In 2018, a report by the Los Angeles County Department of Public Health called for greater health and safety setback requirements on new oil and gas wells, keeping them at least 300 feet from populated areas. It also called for a significant increase in air quality monitoring within the 68 active oil fields in the Los Angeles Basin.

“Although oil and gas production in Los Angeles County occurs in both rural and urban areas, the potential public health impacts of oil and gas sites located in densely populated areas are concerning, particularly to those who experience disproportionate economic and health inequities,” the report stated.

Oil rigs, storage tanks and other operations are common sights in Wilmington, Long Beach, Signal Hill, Torrance and South Los Angeles, where oil production has plagued neighborhoods with foul odors, noise and occasional spills or refinery explosions.

The Inglewood Oil Field in Baldwin Hills and Culver City covers 1,000 acres and is one of the nation’s largest urban oil fields.

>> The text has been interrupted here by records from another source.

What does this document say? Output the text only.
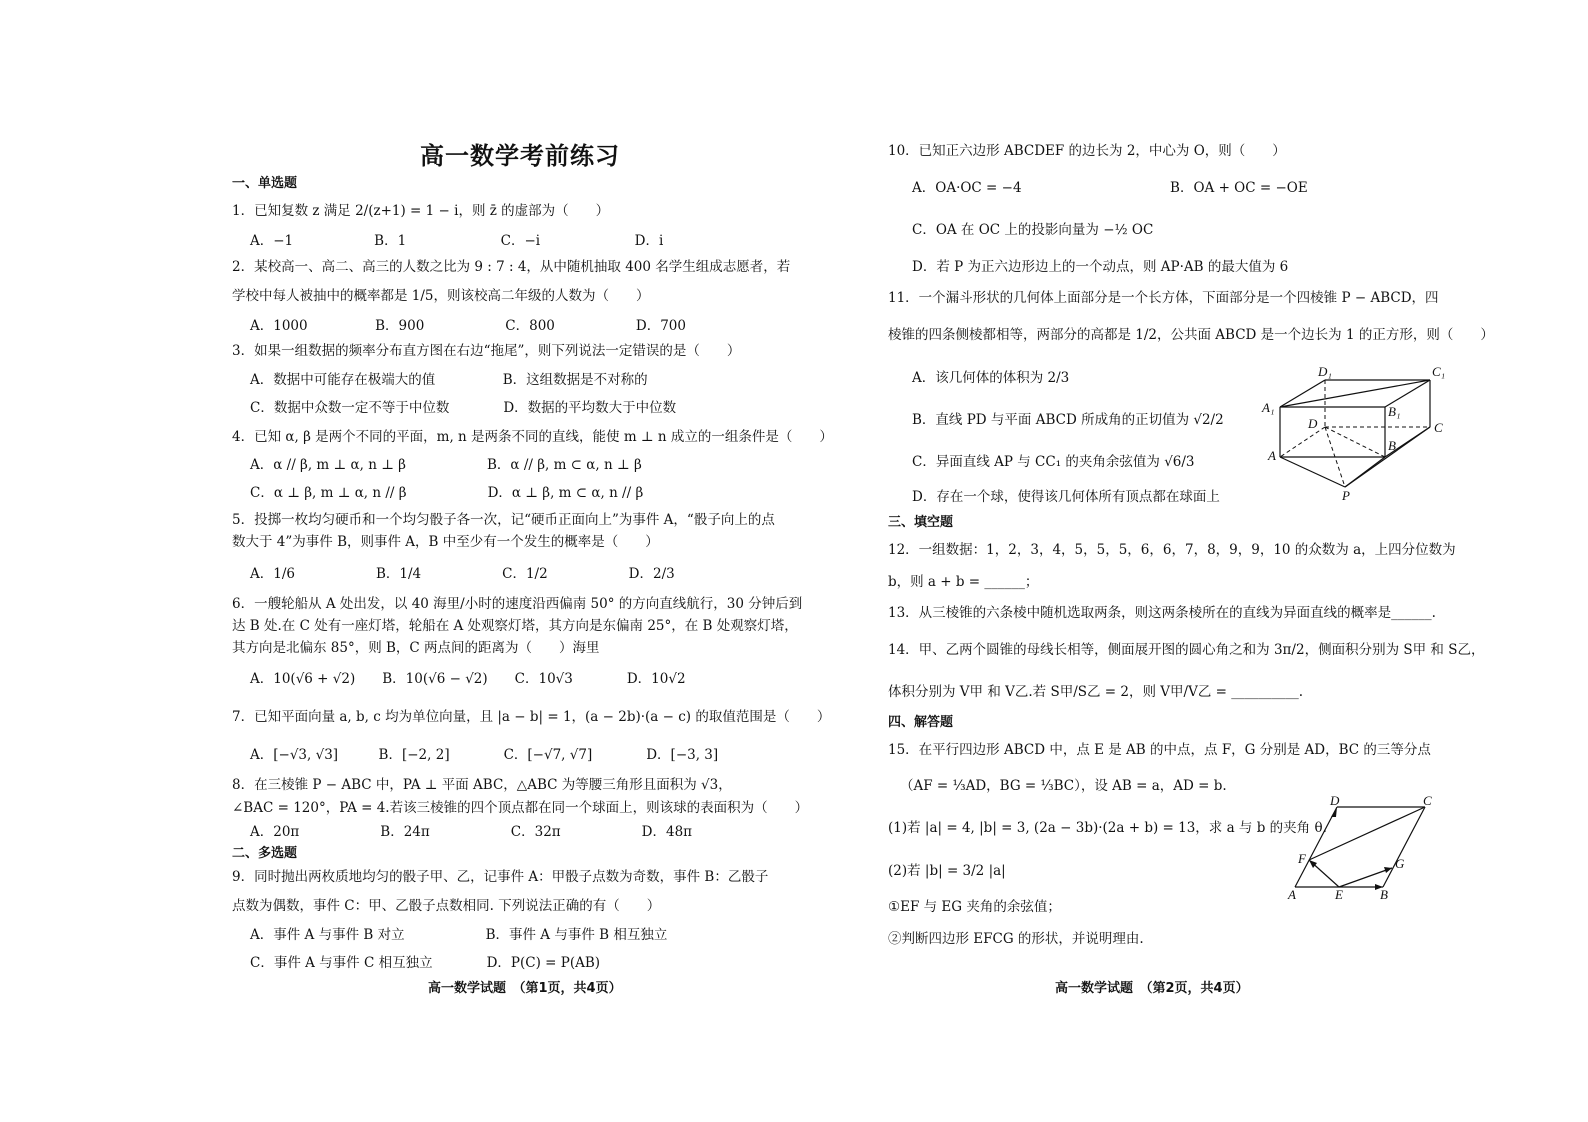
高一数学考前练习
一、单选题
1．已知复数 z 满足 2/(z+1) = 1 − i，则 z̄ 的虚部为（　　）
A．−1　　　　　　B．1　　　　　　　C．−i　　　　　　　D．i
2．某校高一、高二、高三的人数之比为 9 : 7 : 4，从中随机抽取 400 名学生组成志愿者，若
学校中每人被抽中的概率都是 1/5，则该校高二年级的人数为（　　）
A．1000　　　　　B．900　　　　　　C．800　　　　　　D．700
3．如果一组数据的频率分布直方图在右边“拖尾”，则下列说法一定错误的是（　　）
A．数据中可能存在极端大的值　　　　　B．这组数据是不对称的
C．数据中众数一定不等于中位数　　　　D．数据的平均数大于中位数
4．已知 α, β 是两个不同的平面，m, n 是两条不同的直线，能使 m ⊥ n 成立的一组条件是（　　）
A．α // β, m ⊥ α, n ⊥ β　　　　　　B．α // β, m ⊂ α, n ⊥ β
C．α ⊥ β, m ⊥ α, n // β　　　　　　D．α ⊥ β, m ⊂ α, n // β
5．投掷一枚均匀硬币和一个均匀骰子各一次，记“硬币正面向上”为事件 A，“骰子向上的点
数大于 4”为事件 B，则事件 A，B 中至少有一个发生的概率是（　　）
A．1/6　　　　　　B．1/4　　　　　　C．1/2　　　　　　D．2/3
6．一艘轮船从 A 处出发，以 40 海里/小时的速度沿西偏南 50° 的方向直线航行，30 分钟后到
达 B 处.在 C 处有一座灯塔，轮船在 A 处观察灯塔，其方向是东偏南 25°，在 B 处观察灯塔，
其方向是北偏东 85°，则 B，C 两点间的距离为（　　）海里
A．10(√6 + √2)　　B．10(√6 − √2)　　C．10√3　　　　D．10√2
7．已知平面向量 a, b, c 均为单位向量，且 |a − b| = 1，(a − 2b)·(a − c) 的取值范围是（　　）
A．[−√3, √3]　　　B．[−2, 2]　　　　C．[−√7, √7]　　　　D．[−3, 3]
8．在三棱锥 P − ABC 中，PA ⊥ 平面 ABC，△ABC 为等腰三角形且面积为 √3，
∠BAC = 120°，PA = 4.若该三棱锥的四个顶点都在同一个球面上，则该球的表面积为（　　）
A．20π　　　　　　B．24π　　　　　　C．32π　　　　　　D．48π
二、多选题
9．同时抛出两枚质地均匀的骰子甲、乙，记事件 A：甲骰子点数为奇数，事件 B：乙骰子
点数为偶数，事件 C：甲、乙骰子点数相同. 下列说法正确的有（　　）
A．事件 A 与事件 B 对立　　　　　　B．事件 A 与事件 B 相互独立
C．事件 A 与事件 C 相互独立　　　　D．P(C) = P(AB)
10．已知正六边形 ABCDEF 的边长为 2，中心为 O，则（　　）
A．OA·OC = −4　　　　　　　　　　　B．OA + OC = −OE
C．OA 在 OC 上的投影向量为 −½ OC
D．若 P 为正六边形边上的一个动点，则 AP·AB 的最大值为 6
11．一个漏斗形状的几何体上面部分是一个长方体，下面部分是一个四棱锥 P − ABCD，四
棱锥的四条侧棱都相等，两部分的高都是 1/2，公共面 ABCD 是一个边长为 1 的正方形，则（　　）
A．该几何体的体积为 2/3
B．直线 PD 与平面 ABCD 所成角的正切值为 √2/2
C．异面直线 AP 与 CC₁ 的夹角余弦值为 √6/3
D．存在一个球，使得该几何体所有顶点都在球面上
三、填空题
12．一组数据：1，2，3，4，5，5，5，6，6，7，8，9，9，10 的众数为 a，上四分位数为
b，则 a + b = ______；
13．从三棱锥的六条棱中随机选取两条，则这两条棱所在的直线为异面直线的概率是______.
14．甲、乙两个圆锥的母线长相等，侧面展开图的圆心角之和为 3π/2，侧面积分别为 S甲 和 S乙，
体积分别为 V甲 和 V乙.若 S甲/S乙 = 2，则 V甲/V乙 = __________.
四、解答题
15．在平行四边形 ABCD 中，点 E 是 AB 的中点，点 F，G 分别是 AD，BC 的三等分点
（AF = ⅓AD，BG = ⅓BC），设 AB = a，AD = b.
(1)若 |a| = 4, |b| = 3, (2a − 3b)·(2a + b) = 13，求 a 与 b 的夹角 θ.
(2)若 |b| = 3/2 |a|
①EF 与 EG 夹角的余弦值；
②判断四边形 EFCG 的形状，并说明理由.
高一数学试题　（第1页，共4页）	高一数学试题　（第2页，共4页）
D₁	C₁
A₁	B₁
D	C
B
A
P
D	C
F	G
A	E	B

Over the last decade, the oil field has produced a yearly average of 2.5 million to 3.1 million barrels of oil, according to its owner, Sentinel Peak Resources.

The most publicized and politically charged case highlighting the dangers of oil and gas extraction in Southern California came in 2015, when a gas leak in the affluent San Fernando Valley community of Porter Ranch caused thousands of residents to evacuate and triggered complaints of nosebleeds, nausea and headaches. Southern California Gas Co. agreed to pay $119.5 million to settle lawsuits brought by state and local agencies.